Monday, November 28, 2011

Is It Right To Call Obama a Marxist?

Liberals love to throw around the word "fascist," so much so that it retains all the impact of calling someone a "poopy head." I've always found the word a peculiar epithet for liberals to adore, as fascists believed in top down, government-led control of the economy. If fact, the word "Nazi" stands for National Socialist Party. As economic systems, the only difference between fascism and true socialism is that fascists would allow for private ownership of industry - as long as the politicians called all the shots. Industrialists were allowed to enrich themselves as puppets of the state.

Socialism, fascism,'s all splitting hairs. Socialism is nothing but communism light, with free elections, some tenuous property rights, and less cult of the state. Fascism has the tenuous property rights of socialism but also the cult of state of communism. But ALL believe in centralized control of the economy, with government consuming inordinately large chunks of a society's economic output.

There, I just cut through the confused clutter of a thousand poli sci classes.

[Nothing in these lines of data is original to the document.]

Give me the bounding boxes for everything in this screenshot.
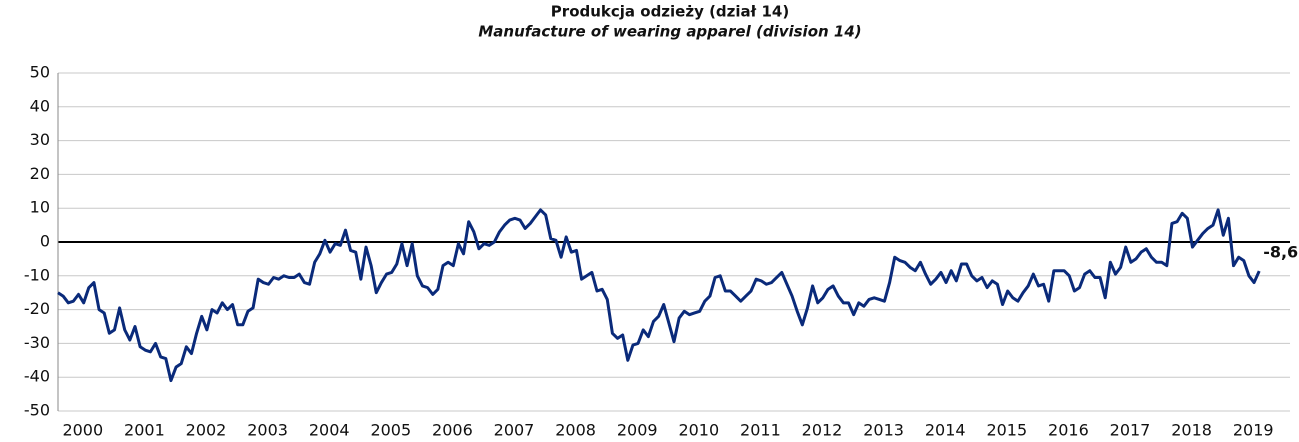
y-tick-label: 10 xyxy=(30,198,50,217)
y-tick-label: -40 xyxy=(24,367,50,386)
y-tick-label: 0 xyxy=(40,232,50,251)
x-tick-label: 2008 xyxy=(555,421,596,440)
chart-subtitle: Manufacture of wearing apparel (division… xyxy=(478,23,861,41)
x-tick-label: 2019 xyxy=(1233,421,1274,440)
y-tick-label: -10 xyxy=(24,265,50,284)
x-tick-label: 2010 xyxy=(678,421,719,440)
x-tick-label: 2018 xyxy=(1171,421,1212,440)
x-tick-label: 2006 xyxy=(432,421,473,440)
x-tick-label: 2007 xyxy=(494,421,535,440)
x-tick-label: 2015 xyxy=(986,421,1027,440)
x-tick-label: 2011 xyxy=(740,421,781,440)
y-tick-label: 20 xyxy=(30,164,50,183)
y-tick-label: -20 xyxy=(24,299,50,318)
x-tick-label: 2017 xyxy=(1110,421,1151,440)
x-tick-label: 2004 xyxy=(309,421,350,440)
x-tick-label: 2012 xyxy=(802,421,843,440)
x-tick-label: 2016 xyxy=(1048,421,1089,440)
y-tick-label: 40 xyxy=(30,96,50,115)
y-tick-label: 50 xyxy=(30,63,50,82)
x-tick-label: 2005 xyxy=(370,421,411,440)
y-tick-label: -50 xyxy=(24,401,50,420)
x-tick-label: 2014 xyxy=(925,421,966,440)
x-tick-label: 2001 xyxy=(124,421,165,440)
y-tick-label: -30 xyxy=(24,333,50,352)
x-tick-label: 2000 xyxy=(62,421,103,440)
x-tick-label: 2003 xyxy=(247,421,288,440)
data-line xyxy=(57,208,1261,383)
x-tick-label: 2002 xyxy=(186,421,227,440)
x-tick-label: 2013 xyxy=(863,421,904,440)
x-tick-label: 2009 xyxy=(617,421,658,440)
y-tick-label: 30 xyxy=(30,130,50,149)
chart-title: Produkcja odzieży (dział 14) xyxy=(551,3,789,21)
data-label: -8,6 xyxy=(1263,243,1298,262)
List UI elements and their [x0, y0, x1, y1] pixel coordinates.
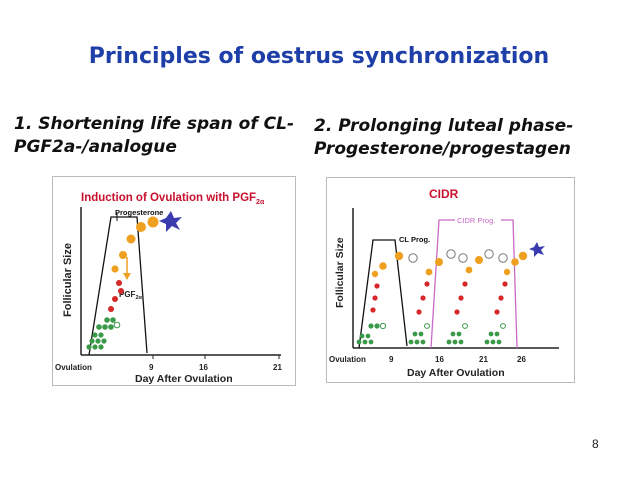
fig2-cidr-label-bg	[455, 215, 501, 225]
cidr-figure: CIDR Follicular Size CIDR Prog. CL Prog.	[326, 177, 575, 383]
fig2-tick-ovulation: Ovulation	[329, 355, 366, 364]
fig2-tick-16: 16	[435, 355, 444, 364]
fig1-tick-16: 16	[199, 363, 208, 372]
pgf-induction-diagram: Induction of Ovulation with PGF2α Follic…	[53, 177, 295, 385]
cidr-diagram: CIDR Follicular Size CIDR Prog. CL Prog.	[327, 178, 574, 382]
fig1-pgf-label: PGF2α	[119, 290, 143, 301]
fig1-progesterone-curve	[88, 216, 148, 356]
fig2-tick-21: 21	[479, 355, 488, 364]
fig1-tick-ovulation: Ovulation	[55, 363, 92, 372]
fig2-xlabel: Day After Ovulation	[407, 367, 505, 379]
point-1: 1. Shortening life span of CL- PGF2a-/an…	[14, 113, 304, 159]
point-2-line-1: 2. Prolonging luteal phase-	[314, 116, 574, 136]
fig1-pgf-arrowhead	[123, 273, 131, 280]
slide-title: Principles of oestrus synchronization	[88, 44, 550, 69]
point-2: 2. Prolonging luteal phase- Progesterone…	[314, 115, 624, 161]
fig1-progesterone-label: Progesterone	[115, 208, 163, 217]
fig1-follicles	[86, 216, 159, 350]
fig2-cl-prog-curve	[358, 239, 408, 349]
fig1-ovulation-star-icon	[159, 211, 182, 232]
page-number: 8	[592, 437, 599, 451]
fig1-xlabel: Day After Ovulation	[135, 373, 233, 385]
fig1-title: Induction of Ovulation with PGF2α	[81, 192, 265, 206]
pgf-induction-figure: Induction of Ovulation with PGF2α Follic…	[52, 176, 296, 386]
fig2-cl-prog-label: CL Prog.	[399, 235, 430, 244]
fig1-tick-9: 9	[149, 363, 154, 372]
point-1-line-2: PGF2a-/analogue	[14, 137, 177, 157]
point-1-line-1: 1. Shortening life span of CL-	[14, 114, 295, 134]
fig2-tick-9: 9	[389, 355, 394, 364]
fig2-follicle-waves	[356, 249, 528, 345]
fig1-tick-21: 21	[273, 363, 282, 372]
fig2-title: CIDR	[429, 187, 459, 201]
fig2-ylabel: Follicular Size	[334, 237, 346, 308]
fig2-cidr-prog-label: CIDR Prog.	[457, 216, 495, 225]
fig2-tick-26: 26	[517, 355, 526, 364]
point-2-line-2: Progesterone/progestagen	[314, 139, 571, 159]
fig2-ovulation-star-icon	[529, 242, 545, 257]
fig1-ylabel: Follicular Size	[62, 243, 74, 317]
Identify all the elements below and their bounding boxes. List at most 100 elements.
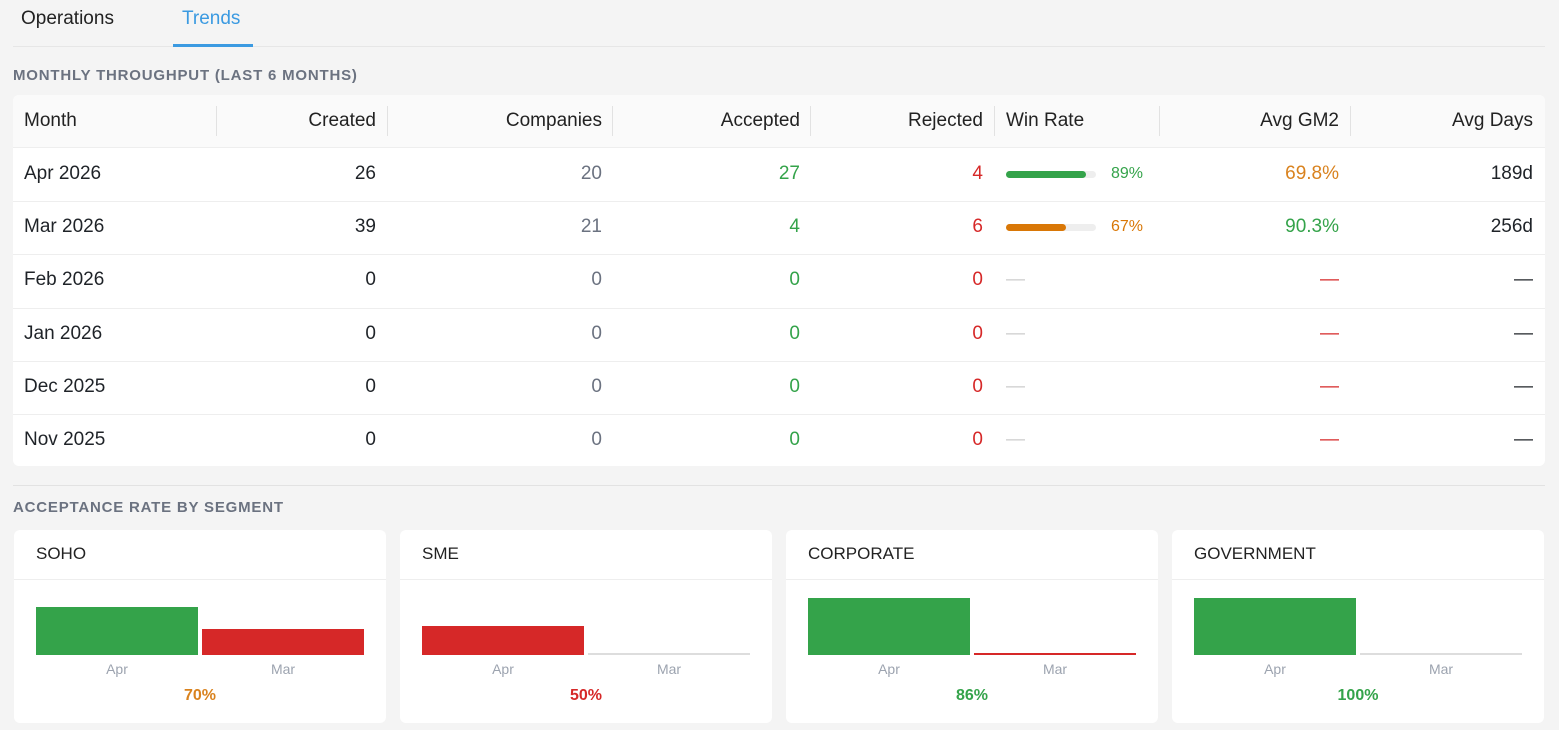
accepted: 0 xyxy=(789,375,800,397)
column-header: Month xyxy=(24,110,77,131)
win-rate-bar xyxy=(1006,171,1087,178)
bar xyxy=(422,625,584,655)
segment-rate: 70% xyxy=(183,687,217,704)
created: 0 xyxy=(365,269,376,291)
avg-days: — xyxy=(1514,429,1533,450)
column-separator xyxy=(994,106,995,136)
month: Nov 2025 xyxy=(24,429,106,450)
accepted: 0 xyxy=(789,429,800,450)
segment-rate: 86% xyxy=(955,687,989,704)
rejected: 0 xyxy=(972,322,983,344)
bar-month: Mar xyxy=(1428,661,1454,677)
segment-name: SME xyxy=(422,544,459,563)
column-separator xyxy=(387,106,388,136)
month: Mar 2026 xyxy=(24,216,105,238)
rejected: 0 xyxy=(972,269,983,291)
column-header: Companies xyxy=(505,110,602,131)
section-title: ACCEPTANCE RATE BY SEGMENT xyxy=(13,499,284,516)
segment-card: GOVERNMENT Apr Mar 100% xyxy=(1172,530,1544,723)
avg-gm2: — xyxy=(1320,322,1339,344)
segment-name: CORPORATE xyxy=(808,544,915,563)
accepted: 0 xyxy=(789,269,800,291)
column-separator xyxy=(810,106,811,136)
bar-month: Apr xyxy=(492,661,514,677)
rejected: 0 xyxy=(972,429,983,450)
column-separator xyxy=(216,106,217,136)
companies: 0 xyxy=(591,375,602,397)
created: 26 xyxy=(354,163,376,184)
segment-card: CORPORATE Apr Mar 86% xyxy=(786,530,1158,723)
table-card: Month Created Companies Accepted Rejected Win… xyxy=(13,95,1545,466)
segment-rate: 100% xyxy=(1337,687,1379,704)
row-divider xyxy=(13,414,1545,415)
bar-month: Mar xyxy=(656,661,682,677)
avg-gm2: 90.3% xyxy=(1285,216,1339,238)
segment-rate: 50% xyxy=(569,687,603,704)
avg-days: 189d xyxy=(1490,163,1533,184)
section-title: MONTHLY THROUGHPUT (LAST 6 MONTHS) xyxy=(13,67,358,84)
win-rate-label: 89% xyxy=(1111,165,1144,182)
created: 39 xyxy=(354,216,376,238)
avg-gm2: — xyxy=(1320,269,1339,291)
win-rate-bar xyxy=(1006,224,1067,232)
month: Dec 2025 xyxy=(24,375,106,397)
created: 0 xyxy=(365,322,376,344)
row-divider xyxy=(13,254,1545,256)
segment-card: SOHO Apr Mar 70% xyxy=(14,530,386,723)
empty-bar xyxy=(588,653,750,655)
column-separator xyxy=(1159,106,1160,136)
tab[interactable]: Trends xyxy=(182,8,241,29)
avg-days: — xyxy=(1514,269,1533,291)
segment-header-divider xyxy=(786,579,1158,580)
win-rate-empty: — xyxy=(1006,429,1025,450)
avg-days: — xyxy=(1514,375,1533,397)
created: 0 xyxy=(365,429,376,450)
accepted: 4 xyxy=(789,216,800,238)
month: Jan 2026 xyxy=(24,322,103,344)
row-divider xyxy=(13,360,1545,362)
rejected: 0 xyxy=(972,375,983,397)
month: Apr 2026 xyxy=(24,163,102,184)
bar-month: Mar xyxy=(270,661,296,677)
avg-gm2: — xyxy=(1320,375,1339,397)
bar xyxy=(808,598,970,655)
segment-header-divider xyxy=(14,579,386,580)
companies: 21 xyxy=(580,216,602,238)
column-separator xyxy=(612,106,613,136)
segment-name: SOHO xyxy=(36,544,87,563)
tab[interactable]: Operations xyxy=(21,8,114,29)
win-rate-empty: — xyxy=(1006,322,1025,344)
bar-month: Apr xyxy=(1264,661,1286,677)
column-header: Avg GM2 xyxy=(1260,110,1339,131)
bar-month: Apr xyxy=(106,661,128,677)
section-divider xyxy=(13,485,1545,486)
win-rate-empty: — xyxy=(1006,375,1025,397)
avg-days: — xyxy=(1514,322,1533,344)
bar xyxy=(1194,598,1356,655)
created: 0 xyxy=(365,375,376,397)
segment-header-divider xyxy=(400,579,772,580)
avg-days: 256d xyxy=(1490,216,1533,238)
month: Feb 2026 xyxy=(24,269,105,291)
tab-underline xyxy=(173,44,253,47)
column-header: Accepted xyxy=(720,110,800,131)
segment-name: GOVERNMENT xyxy=(1194,544,1316,563)
column-header: Created xyxy=(308,110,376,131)
win-rate-label: 67% xyxy=(1111,218,1144,236)
tab-divider xyxy=(13,46,1545,47)
bar xyxy=(974,653,1136,655)
empty-bar xyxy=(1360,653,1522,655)
column-header: Avg Days xyxy=(1452,110,1533,131)
row-divider xyxy=(13,307,1545,309)
segment-header-divider xyxy=(1172,579,1544,580)
accepted: 0 xyxy=(789,322,800,344)
rejected: 6 xyxy=(972,216,983,238)
column-header: Rejected xyxy=(908,110,983,131)
bar-month: Apr xyxy=(878,661,900,677)
companies: 0 xyxy=(591,429,602,450)
accepted: 27 xyxy=(778,163,800,184)
segment-card: SME Apr Mar 50% xyxy=(400,530,772,723)
column-header: Win Rate xyxy=(1006,110,1085,131)
bar xyxy=(202,628,364,655)
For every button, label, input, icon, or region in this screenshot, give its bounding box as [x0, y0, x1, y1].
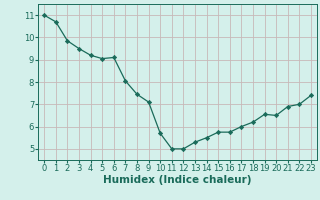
- X-axis label: Humidex (Indice chaleur): Humidex (Indice chaleur): [103, 175, 252, 185]
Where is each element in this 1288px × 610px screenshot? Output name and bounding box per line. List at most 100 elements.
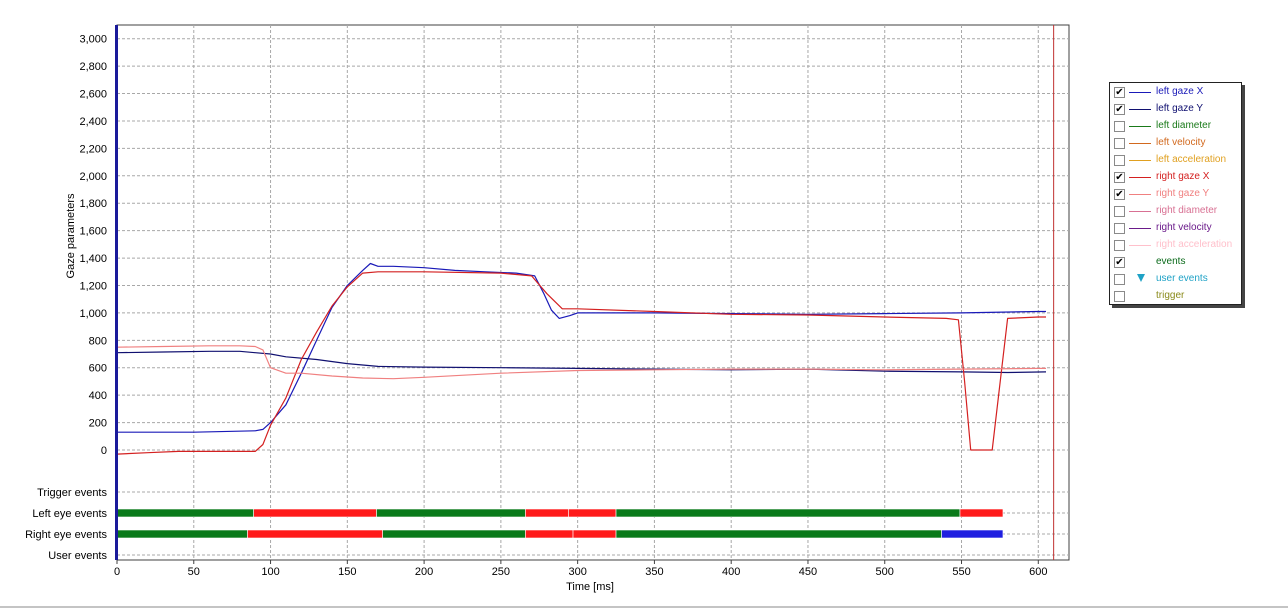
x-tick-label: 500 <box>876 566 894 578</box>
x-axis-label: Time [ms] <box>566 581 614 593</box>
legend-label: right gaze Y <box>1156 188 1210 199</box>
event-segment-saccade <box>525 508 569 518</box>
event-row-label: Right eye events <box>25 529 107 541</box>
event-segment-fixation <box>615 508 961 518</box>
y-tick-label: 200 <box>89 418 107 430</box>
legend-label: right acceleration <box>1156 239 1233 250</box>
event-segment-saccade <box>525 529 574 539</box>
legend-label: left gaze X <box>1156 86 1204 97</box>
down-triangle-icon <box>1137 274 1145 282</box>
legend-checkbox[interactable] <box>1114 206 1125 217</box>
legend-checkbox[interactable] <box>1114 274 1125 285</box>
event-row-label: Left eye events <box>32 508 107 520</box>
legend-checkbox[interactable] <box>1114 291 1125 302</box>
legend-panel: ✔ left gaze X ✔ left gaze Y left diameter lef… <box>1109 82 1242 305</box>
legend-item-right-diameter[interactable]: right diameter <box>1110 203 1241 220</box>
y-tick-label: 3,000 <box>79 34 107 46</box>
y-tick-label: 1,200 <box>79 280 107 292</box>
legend-line-swatch <box>1129 211 1151 212</box>
series-lines <box>116 262 1047 455</box>
series-line-left-gaze-x <box>117 262 1046 433</box>
x-tick-label: 200 <box>415 566 433 578</box>
legend-checkbox[interactable] <box>1114 138 1125 149</box>
legend-item-left-acceleration[interactable]: left acceleration <box>1110 152 1241 169</box>
y-axis-bar <box>115 25 118 560</box>
legend-item-events[interactable]: ✔ events <box>1110 254 1241 271</box>
event-segment-blink <box>941 529 1004 539</box>
event-segment-fixation <box>116 508 254 518</box>
legend-checkbox[interactable] <box>1114 240 1125 251</box>
event-row-labels: Trigger events Left eye events Right eye e… <box>25 487 107 562</box>
chart-axes <box>115 25 1055 560</box>
event-segment-fixation <box>116 529 248 539</box>
legend-label: left gaze Y <box>1156 103 1204 114</box>
event-segment-saccade <box>568 508 617 518</box>
y-tick-label: 800 <box>89 335 107 347</box>
legend-line-swatch <box>1129 194 1151 195</box>
event-segment-saccade <box>247 529 383 539</box>
legend-line-swatch <box>1129 228 1151 229</box>
event-segment-saccade <box>959 508 1004 518</box>
legend-checkbox[interactable]: ✔ <box>1114 257 1125 268</box>
y-tick-label: 2,800 <box>79 61 107 73</box>
event-segment-saccade <box>572 529 617 539</box>
legend-item-left-gaze-y[interactable]: ✔ left gaze Y <box>1110 101 1241 118</box>
x-tick-label: 250 <box>492 566 510 578</box>
x-tick-label: 100 <box>261 566 279 578</box>
legend-item-trigger[interactable]: trigger <box>1110 288 1241 305</box>
y-tick-label: 0 <box>101 445 107 457</box>
legend-item-right-acceleration[interactable]: right acceleration <box>1110 237 1241 254</box>
legend-label: left acceleration <box>1156 154 1227 165</box>
plot-background <box>116 24 1070 561</box>
x-tick-label: 400 <box>722 566 740 578</box>
legend-item-left-diameter[interactable]: left diameter <box>1110 118 1241 135</box>
legend-item-right-gaze-y[interactable]: ✔ right gaze Y <box>1110 186 1241 203</box>
y-tick-label: 1,000 <box>79 308 107 320</box>
x-tick-label: 0 <box>114 566 120 578</box>
series-line-left-gaze-y <box>116 350 1047 374</box>
y-tick-label: 1,800 <box>79 198 107 210</box>
event-segment-saccade <box>253 508 377 518</box>
legend-label: trigger <box>1156 290 1185 301</box>
legend-line-swatch <box>1129 177 1151 178</box>
legend-line-swatch <box>1129 245 1151 246</box>
legend-label: left velocity <box>1156 137 1206 148</box>
y-tick-label: 2,000 <box>79 171 107 183</box>
x-tick-label: 350 <box>645 566 663 578</box>
y-axis-label: Gaze parameters <box>65 193 77 278</box>
legend-label: right velocity <box>1156 222 1212 233</box>
y-tick-label: 1,400 <box>79 253 107 265</box>
legend-line-swatch <box>1129 92 1151 93</box>
legend-item-user-events[interactable]: user events <box>1110 271 1241 288</box>
legend-line-swatch <box>1129 160 1151 161</box>
event-bars <box>116 508 1004 539</box>
event-segment-fixation <box>382 529 526 539</box>
legend-item-left-velocity[interactable]: left velocity <box>1110 135 1241 152</box>
series-line-right-gaze-x <box>116 271 1046 455</box>
legend-checkbox[interactable]: ✔ <box>1114 87 1125 98</box>
legend-checkbox[interactable] <box>1114 155 1125 166</box>
y-tick-label: 400 <box>89 390 107 402</box>
legend-label: right gaze X <box>1156 171 1210 182</box>
legend-label: left diameter <box>1156 120 1212 131</box>
chart-grid <box>117 25 1069 560</box>
legend-checkbox[interactable]: ✔ <box>1114 189 1125 200</box>
series-line-right-gaze-y <box>116 345 1046 380</box>
legend-item-left-gaze-x[interactable]: ✔ left gaze X <box>1110 84 1241 101</box>
legend-checkbox[interactable]: ✔ <box>1114 104 1125 115</box>
y-tick-label: 2,200 <box>79 143 107 155</box>
legend-checkbox[interactable] <box>1114 121 1125 132</box>
plot-area[interactable] <box>116 24 1070 561</box>
y-tick-label: 2,600 <box>79 89 107 101</box>
legend-checkbox[interactable] <box>1114 223 1125 234</box>
legend-checkbox[interactable]: ✔ <box>1114 172 1125 183</box>
x-tick-label: 450 <box>799 566 817 578</box>
x-tick-label: 550 <box>952 566 970 578</box>
legend-line-swatch <box>1129 126 1151 127</box>
x-tick-label: 50 <box>188 566 200 578</box>
legend-item-right-gaze-x[interactable]: ✔ right gaze X <box>1110 169 1241 186</box>
event-segment-fixation <box>376 508 526 518</box>
legend-label: user events <box>1156 273 1208 284</box>
legend-item-right-velocity[interactable]: right velocity <box>1110 220 1241 237</box>
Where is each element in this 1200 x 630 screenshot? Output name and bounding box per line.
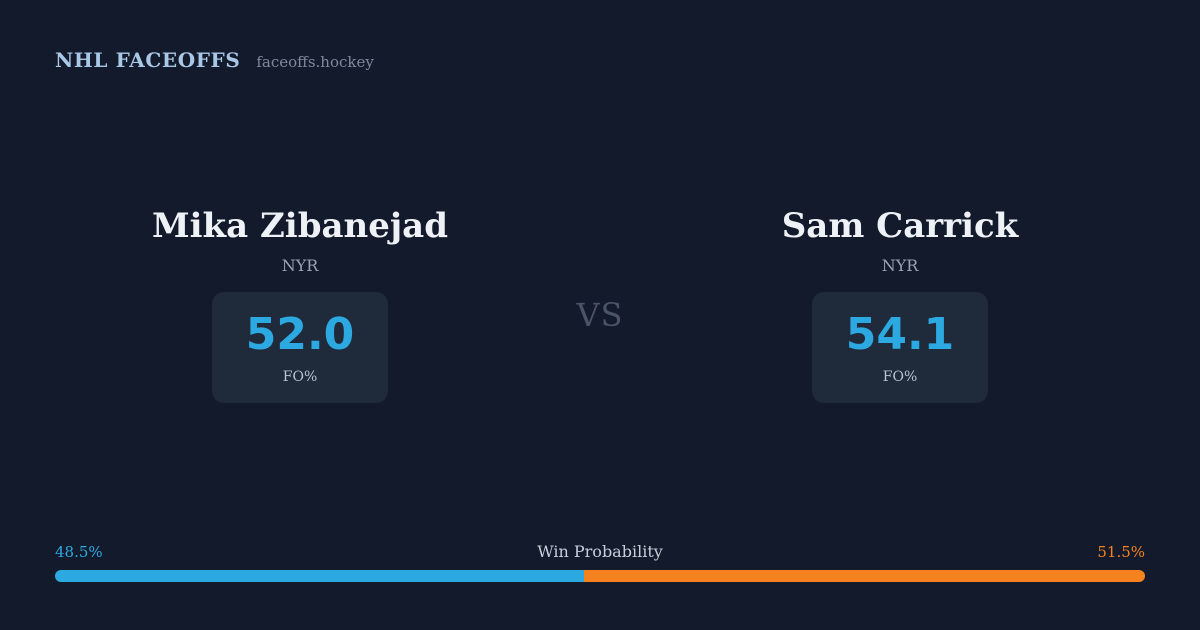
win-probability-right-pct: 51.5%: [1097, 543, 1146, 561]
win-probability-title: Win Probability: [537, 542, 663, 561]
stat-label-left: FO%: [282, 368, 318, 385]
player-team-right: NYR: [881, 255, 919, 275]
win-probability-bar-fill-left: [55, 570, 584, 582]
header: NHL FACEOFFS faceoffs.hockey: [55, 48, 374, 72]
brand-title: NHL FACEOFFS: [55, 48, 241, 72]
stat-value-left: 52.0: [245, 308, 355, 360]
player-panel-right: Sam Carrick NYR 54.1 FO%: [700, 206, 1100, 403]
win-probability-left-pct: 48.5%: [55, 543, 103, 561]
stat-card-left: 52.0 FO%: [212, 291, 388, 403]
win-probability-bar: [55, 570, 1145, 582]
player-name-right: Sam Carrick: [781, 206, 1019, 246]
stat-value-right: 54.1: [845, 308, 955, 360]
win-probability-labels: 48.5% Win Probability 51.5%: [55, 542, 1145, 561]
vs-label: VS: [576, 296, 624, 334]
stat-label-right: FO%: [882, 368, 918, 385]
player-name-left: Mika Zibanejad: [152, 206, 448, 246]
stat-card-right: 54.1 FO%: [812, 291, 988, 403]
player-team-left: NYR: [281, 255, 319, 275]
win-probability-bar-fill-right: [583, 570, 1145, 582]
player-panel-left: Mika Zibanejad NYR 52.0 FO%: [100, 206, 500, 403]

Conservatives, of course, like to do their own name calling, with "socialist" and "Marxist" being their favorite zingers. And while these terms are often applied too loosely, they are at least generally applied to those who believe in large and dominant central governments, so unlike the liberal use of "fascist," at least conservatives are getting their insults right.

And often, it's not an insult, it's just a statement of fact. Words like "socialist" actually mean something, they're not just vague putdowns. To be precise, someone who believes an economy should be controlled by a dominant centralized government must be one the big three: socialist, communist, or fascist. I know of no other model for big government. If one of my readers does, please inform us. Liberal is not a model, for the record, it's a characterization, mostly for those who believe in the socialist model. And for those who are going to write me and say, "theocracy," I would argue that economically, these are socialist societies. With a sharia twist, perhaps, but socialist still.

So, I ask you for a moment to separate all these words from the silly insults they have become. No one, outside of the comical characters of the Occupy movement, likes to be called a socialist, because the word has been sullied. Same with the others, fascism and communism. All three have become epithets. This happens sometimes when a concept becomes thoroughly discredited by history. It's kind of like how liberals everywhere now call themselves "progressives," even though there's not a whit’s difference between the two. "Liberal" doesn't poll well anymore. 

So, if we were going to describe President Obama - as opposed to insulting him - what label best applies? I think we can safely rule out labels like "capitalist" and "libertarian." Clearly, Obama is a big government guy, so he must be one of the three, but which? As I said, as economic models the differences between the systems are not enormous, but there are a few.

A thought experiment is sometimes helpful in these exercises. A few weeks ago, I asked Naked Dollar readers to imagine Steve Jobs in a different time and place. My thinking was that the results would not have been quite so glorious (you can read it here).

Let's reverse the game. Let's take a historical figure, Lenin, and place him in modern America. What would be the result? I pick Lenin because more than any, he was responsible for the implementation of communism. Marx was an isolated theorist holed up in the British Library. Lenin was a man of action.

Well, let's start with what Lenin wouldn't be doing today: leading an armed revolt to assume power. This strategy is only effective when you are revolting against a tyrannical and corrupt power like the tzars or Fulgencio Batista in Cuba. So how to achieve Marxist ends within a benign democracy, where there are no trodden masses to support a revolt?

The answer is from within the system, for unlike 1917 Russia or 1958 Cuba, our system allows anyone to accumulate power if they play their cards right. In the U.S., growing government power is a game best played slowly, but also faster when the opportunities present. Lenin would have understood this. Do it in a way that few notice what's being imposed on them, like the proverbial frog in pot of water that slowly boils. You boil to death before you realize there's a problem.

In short, the entire liberal movement has operated by this playbook for the last 70 years, to great effect. Obama is merely the movement's apotheosis. So, intellectually, it's safe to call Obama either a socialist or a communist. The constructs of these ideologies are what he believes to his core.

But what about in practice? Communist? Sorry, no. I don't doubt Obama would like very much to rule without the inconvenience of Congress, the Supreme Court, or even voters. In a rare moment when he allowed a thought bubble to escape, he professed envy on the Chinese leadership that could just do whatever it wanted, without messy democratic constraints. But the fact is he can't, so we can't call him anything more than a communist wanna-be.

Socialist, perhaps? This is certainly closer to the mark, and Obama is especially animated by the class warfare aesthetic that adorns socialist movements everywhere. But socialists, like communists, want the government to own the means of production, particularly the biggies like banks, airlines, car companies, and so on. (Communists, on the other hand, want all those and the corner deli, too.) Interestingly, we haven't seen Obama, even in the midst of crisis, move to take over any industries. He merely wishes to control them. His levers of power are Obamacare, Dodd Frank, the EPA, and so forth. Not textbook socialism.

Which brings us to fascism. Obama certainly doesn't embrace any of the weird eugenics of fascists-past, nor is he quite so militaristic, so labeling him a fascist wouldn't be entirely accurate. But we are discussing economic models here, and, ironically, fascism may be closer to the mark than the others. Obama is willing to allow the appearance of private property but the reality is that an army of technocrats set the rules. Call it socialism by fiat.

Or perhaps we should call it Obama-ism, because anything so incredibly destructive probably deserves its very own ism.